AVS 63rd International Symposium & Exhibition | |
MEMS and NEMS | Wednesday Sessions |
Session MN-WeM |
Session: | Multiscale Phenomena & Emerging Technologies in Micro- and Nano-Systems |
Presenter: | Zhu Diao, Stockholm University, Sweden |
Authors: | Z. Diao, Stockholm University, Sweden D. Campanini, Stockholm University, Sweden A. Rydh, Stockholm University, Sweden |
Correspondent: | Click to Email |
Quantitative calorimetric studies of minute amount of material is a notoriously sophisticated task. It requires a high-resolution calorimeter design that contributes a negligible background signal (addenda). The issue is further complicated when the electronic specific heat of a sample is concerned, e.g. in the case of characterising the superconducting phase transition of a superconductor in thin film form. Over a wide temperature range, the electronic specific heat in most materials is one or two orders of magnitude lower than its lattice counterpart, raising even more stringent requirements on the resolution and accuracy of calorimetric measurements.

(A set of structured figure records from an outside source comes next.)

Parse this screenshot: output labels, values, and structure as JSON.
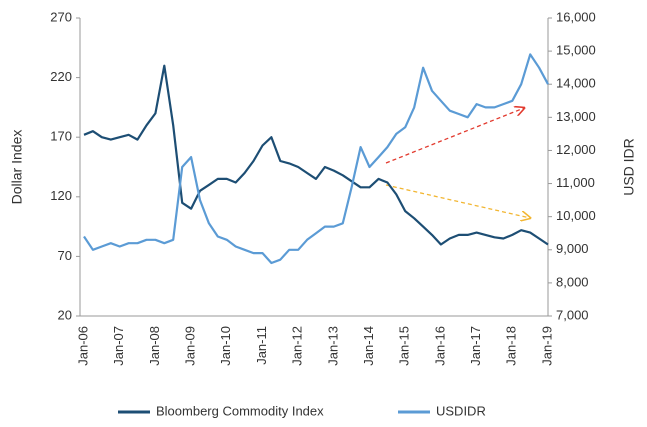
{
  "chart_data": {
    "type": "line",
    "categories": [
      "Jan-06",
      null,
      null,
      null,
      "Jan-07",
      null,
      null,
      null,
      "Jan-08",
      null,
      null,
      null,
      "Jan-09",
      null,
      null,
      null,
      "Jan-10",
      null,
      null,
      null,
      "Jan-11",
      null,
      null,
      null,
      "Jan-12",
      null,
      null,
      null,
      "Jan-13",
      null,
      null,
      null,
      "Jan-14",
      null,
      null,
      null,
      "Jan-15",
      null,
      null,
      null,
      "Jan-16",
      null,
      null,
      null,
      "Jan-17",
      null,
      null,
      null,
      "Jan-18",
      null,
      null,
      null,
      "Jan-19"
    ],
    "series": [
      {
        "name": "Bloomberg Commodity  Index",
        "color": "#1d4e74",
        "axis": "y",
        "values": [
          172,
          175,
          170,
          168,
          170,
          172,
          168,
          180,
          190,
          230,
          180,
          115,
          110,
          125,
          130,
          135,
          135,
          132,
          140,
          150,
          163,
          170,
          150,
          148,
          145,
          140,
          135,
          145,
          142,
          138,
          133,
          128,
          128,
          135,
          132,
          122,
          108,
          102,
          95,
          88,
          80,
          85,
          88,
          88,
          90,
          88,
          86,
          85,
          88,
          92,
          90,
          85,
          80
        ]
      },
      {
        "name": "USDIDR",
        "color": "#5b9bd5",
        "axis": "y2",
        "values": [
          9400,
          9000,
          9100,
          9200,
          9100,
          9200,
          9200,
          9300,
          9300,
          9200,
          9300,
          11500,
          11800,
          10500,
          9800,
          9400,
          9300,
          9100,
          9000,
          8900,
          8900,
          8600,
          8700,
          9000,
          9000,
          9300,
          9500,
          9700,
          9700,
          9800,
          10900,
          12100,
          11500,
          11800,
          12100,
          12500,
          12700,
          13300,
          14500,
          13800,
          13500,
          13200,
          13100,
          13000,
          13400,
          13300,
          13300,
          13400,
          13500,
          14000,
          14900,
          14500,
          14000
        ]
      }
    ],
    "y_label": "Dollar  Index",
    "y2_label": "USD IDR",
    "ylim": [
      20,
      270
    ],
    "yticks": [
      20,
      70,
      120,
      170,
      220,
      270
    ],
    "y2lim": [
      7000,
      16000
    ],
    "y2ticks": [
      {
        "value": 7000,
        "label": "7,000"
      },
      {
        "value": 8000,
        "label": "8,000"
      },
      {
        "value": 9000,
        "label": "9,000"
      },
      {
        "value": 10000,
        "label": "10,000"
      },
      {
        "value": 11000,
        "label": "11,000"
      },
      {
        "value": 12000,
        "label": "12,000"
      },
      {
        "value": 13000,
        "label": "13,000"
      },
      {
        "value": 14000,
        "label": "14,000"
      },
      {
        "value": 15000,
        "label": "15,000"
      },
      {
        "value": 16000,
        "label": "16,000"
      }
    ],
    "legend": "bottom"
  }
}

In this work, we describe a state-of-the-art, microelectromechanical system (MEMS)-based differential calorimeter operating in the ac steady-state mode that addresses this challenge. The calorimeter cell, consisted of two 150-nm-thick SiNx windows placed side by side, is fabricated with a batch processing routine utilising silicon bulk micromachining techniques. Active components of the calorimeter include a gold-germanium resistive thermometer, an AC heater for delivering a well-defined alternating power to the sample, and a DC heater for locally heating the sample above the base temperature. They are defined using UV lithography and deposited onto the centre of the membrane window in the form of a stack of thin film layers [1]. The addenda of the calorimeter cell are as low as a few tens of nJ/K at room temperature, and further decrease down to 10 pJ/K at 1 K. Calorimetric measurements are carried out in a sample-in-vacuum 3He cryostat, under an automatic frequency adjusting, true differential-mode using custom-designed FPGA-based advanced electronics [2]. This provides both absolute accuracy and high resolution, where the addenda from the calorimeter cell are largely eliminated.
Thin films of superconducting niobium and tantalum in the range of hundreds of nanometers are used in demonstrating the capability of our calorimeter. They are deposited onto prefabricated silicon nitride windows, sculptured with a focused ion beam, and then transferred onto one of the calorimeter windows with a micromanipulator under an optical microscope. Specific heat jumps at the respective superconducting phase transition are still found to display an excellent signal-to-noise ratio while in-field measurements allow quantitative studies of the suppression of superconducting order parameters by applied magnetic fields.
[1] S. Tagliati, V. M. Krasnov, and A. Rydh, Rev. Sci. Instrum. 83 (2012) 055107.